Vitrage HA and History Vision¶
In order to support some of the main future use cases of Vitrage, including full HA support, alarm history and RCA history, we will need to make some architectural changes.
This document contains the required use cases and a high level design for supporting them.
Full HA Support for Vitrage¶
Vitrage should have full HA support. There are different aspects that should be considered:
Vitrage should be able to recover and return to a consistent state after one of its instances failed.
Notifications from external datasources (like Nova, Neutron, Zabbix, etc.) should not be lost, even if Vitrage is down.
Notifications from Vitrage to external components (like Nova, SNMP) should be sent once Vitrage is recovered.
The Sub-graph matching algorithm should recover in case Vitrage was down in the middle of the calculation.

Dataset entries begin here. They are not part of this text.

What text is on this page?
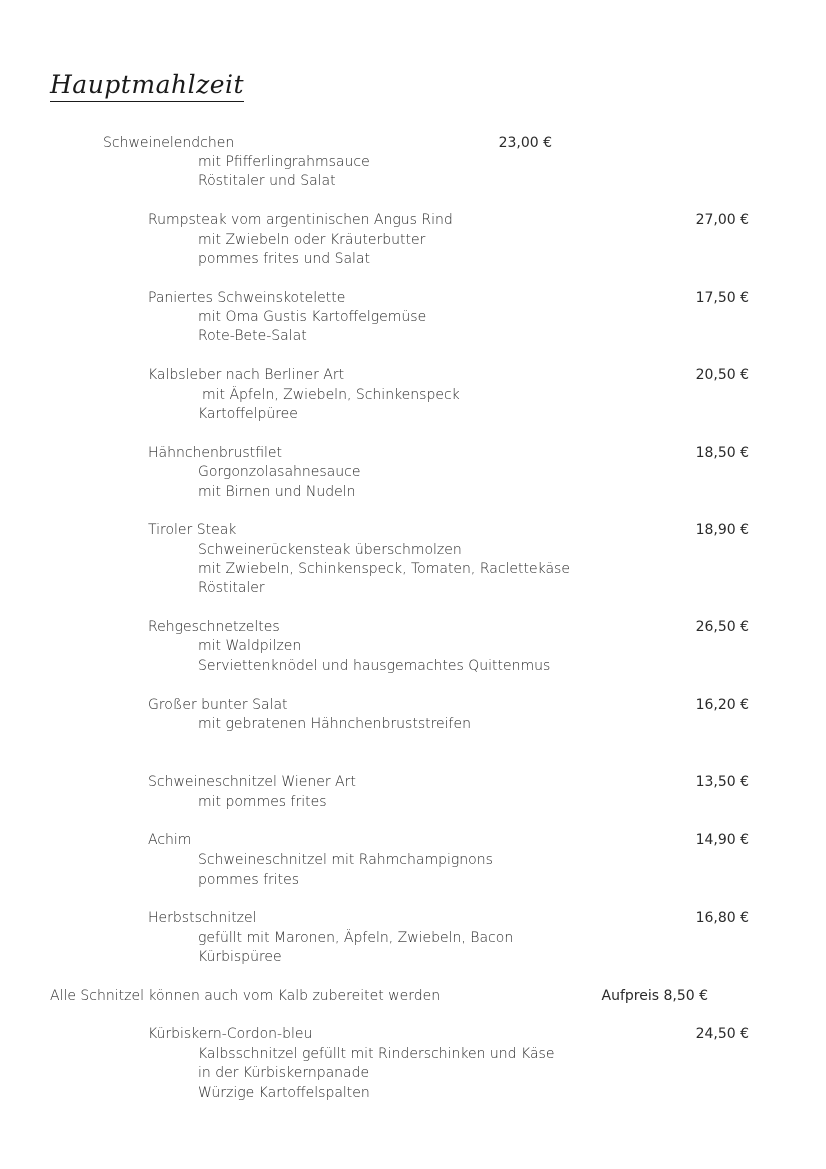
Hauptmahlzeit
Schweinelendchen	23,00 €
mit Pfifferlingrahmsauce
Röstitaler und Salat
Rumpsteak vom argentinischen Angus Rind	27,00 €
mit Zwiebeln oder Kräuterbutter
pommes frites und Salat
Paniertes Schweinskotelette	17,50 €
mit Oma Gustis Kartoffelgemüse
Rote-Bete-Salat
Kalbsleber nach Berliner Art	20,50 €
mit Äpfeln, Zwiebeln, Schinkenspeck
Kartoffelpüree
Hähnchenbrustfilet	18,50 €
Gorgonzolasahnesauce
mit Birnen und Nudeln
Tiroler Steak	18,90 €
Schweinerückensteak überschmolzen
mit Zwiebeln, Schinkenspeck, Tomaten, Raclettekäse
Röstitaler
Rehgeschnetzeltes	26,50 €
mit Waldpilzen
Serviettenknödel und hausgemachtes Quittenmus
Großer bunter Salat	16,20 €
mit gebratenen Hähnchenbruststreifen
Schweineschnitzel Wiener Art	13,50 €
mit pommes frites
Achim	14,90 €
Schweineschnitzel mit Rahmchampignons
pommes frites
Herbstschnitzel	16,80 €
gefüllt mit Maronen, Äpfeln, Zwiebeln, Bacon
Kürbispüree
Alle Schnitzel können auch vom Kalb zubereitet werden	Aufpreis 8,50 €
Kürbiskern-Cordon-bleu	24,50 €
Kalbsschnitzel gefüllt mit Rinderschinken und Käse
in der Kürbiskernpanade
Würzige Kartoffelspalten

In order to support VNF use cases (like OPNFV Doctor), a notification from Vitrage should be sent within one second.
Note: This use case covers only the RCA information. See also the next use case of ‘Alarm History’.
At the moment, Vitrage shows Root Cause Analysis only for alarms that are currently triggered. We would like Vitrage to include also information for alarms that were already disabled.

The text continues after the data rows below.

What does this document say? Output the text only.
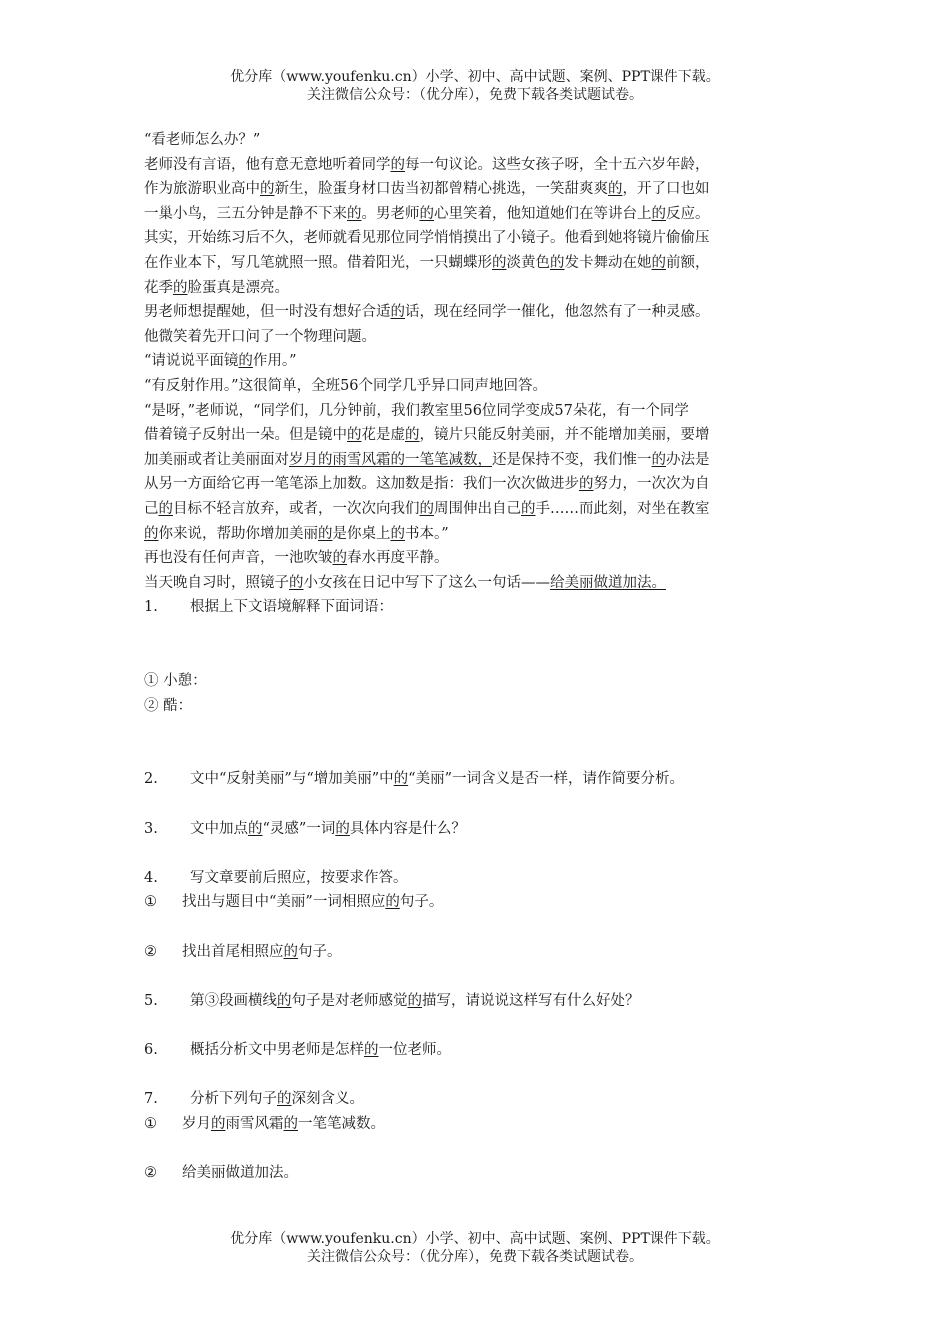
优分库（www.youfenku.cn）小学、初中、高中试题、案例、PPT课件下载。
关注微信公众号：（优分库），免费下载各类试题试卷。
“看老师怎么办？”
老师没有言语，他有意无意地听着同学的每一句议论。这些女孩子呀，全十五六岁年龄，
作为旅游职业高中的新生，脸蛋身材口齿当初都曾精心挑选，一笑甜爽爽的，开了口也如
一巢小鸟，三五分钟是静不下来的。男老师的心里笑着，他知道她们在等讲台上的反应。
其实，开始练习后不久，老师就看见那位同学悄悄摸出了小镜子。他看到她将镜片偷偷压
在作业本下，写几笔就照一照。借着阳光，一只蝴蝶形的淡黄色的发卡舞动在她的前额，
花季的脸蛋真是漂亮。
男老师想提醒她，但一时没有想好合适的话，现在经同学一催化，他忽然有了一种灵感。
他微笑着先开口问了一个物理问题。
“请说说平面镜的作用。”
“有反射作用。”这很简单，全班56个同学几乎异口同声地回答。
“是呀，”老师说，“同学们，几分钟前，我们教室里56位同学变成57朵花，有一个同学
借着镜子反射出一朵。但是镜中的花是虚的，镜片只能反射美丽，并不能增加美丽，要增
加美丽或者让美丽面对岁月的雨雪风霜的一笔笔减数，还是保持不变，我们惟一的办法是
从另一方面给它再一笔笔添上加数。这加数是指：我们一次次做进步的努力，一次次为自
己的目标不轻言放弃，或者，一次次向我们的周围伸出自己的手……而此刻，对坐在教室
的你来说，帮助你增加美丽的是你桌上的书本。”
再也没有任何声音，一池吹皱的春水再度平静。
当天晚自习时，照镜子的小女孩在日记中写下了这么一句话——给美丽做道加法。
1. 根据上下文语境解释下面词语：
① 小憩：
② 酷：
2. 文中“反射美丽”与“增加美丽”中的“美丽”一词含义是否一样，请作简要分析。
3. 文中加点的“灵感”一词的具体内容是什么？
4. 写文章要前后照应，按要求作答。
① 找出与题目中“美丽”一词相照应的句子。
② 找出首尾相照应的句子。
5. 第③段画横线的句子是对老师感觉的描写，请说说这样写有什么好处？
6. 概括分析文中男老师是怎样的一位老师。
7. 分析下列句子的深刻含义。
① 岁月的雨雪风霜的一笔笔减数。
② 给美丽做道加法。
优分库（www.youfenku.cn）小学、初中、高中试题、案例、PPT课件下载。
关注微信公众号：（优分库），免费下载各类试题试卷。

An example: If the host is down, then the instance is down, as well as an application running on it. Later on, the problem of the host might be fixed, but the application might not recover automatically. The cloud operator should be aware of the fact that the alarm on the application resulted from the alarm on the host (even though this alarm no longer exists).
Vitrage should keep alarm history for a specified period of time. This history can be used for analytics or machine learning purposes, as well as to show the user statistics about the alarms in the cloud.
Note: This use case is of a lower priority, and is not answered by the current design. It can be implemented in the future by storing new tables with alarms information in a relational database.
Vitrage Graph Performance¶
Vitrage should perform well under load. In order to support it, we might want to introduce a persistent graph database as an alternative to the current in-memory implementation with NetworkX.
There are several aspects to this decision:
An in-memory implementation is usually faster than working against a persistent database
A persistent database, on the other hand, allows multi processing
For now we believe that an in-memory graph database will be faster, so this use case does not require introducing a persistent graph database.
Huge Entity Graph¶
The in-memory NetworkX graph can work well with XXX number of vertices. In order to support a bigger entity graph, we will have to switch to a persistent graph database.
The Vitrage entity graph must remain consistent even if Vitrage is down. Note that this is usually the case with the current implementation, since the entity graph is recalculated after every restart. The only exception is that the collectd datasource does not have a ‘get all’ implementation and works only by notifications, so after Vitrage recovers we won’t have the alarms that were previously reported by collectd.
The datasource drivers will be responsible for periodically querying the external datasources for all of their resources/alarms. They are already separated from the vitrage-graph process, and run in their own processes. Upon failure of a datasource driver, another driver process will take over calling the ‘get all’ method. A certain delay in the call is not crucial (as by default this method is called every 10 minutes).
The service listeners will be responsible to get notifications from the OpenStack message bus (RabbitMQ1), enrich them and pass them on to the processors. Upon failure, the notifications will remain in the message bus until another service listener gets them.
The current multi-processing queue between the datasource drivers and the processor will be replaced with a RabbitMQ. That way, in case of failure in a processor, the events will be kept in the RabbitMQ until they are processed by another processor.
Events will arrive to the RabbitMQ2 after the filter/enrich phase (done either by the datasource driver or by the service listener). The processor will pass the events to the transformer, as done today.
The persister process will also listen to the RabbitMQ2 (on a different topic) and will asynchronously write the events to a relational database. All events will be stored after the filter/enrich phase. In the first version we will support MariaDB, and we can support other databases if needed in the future.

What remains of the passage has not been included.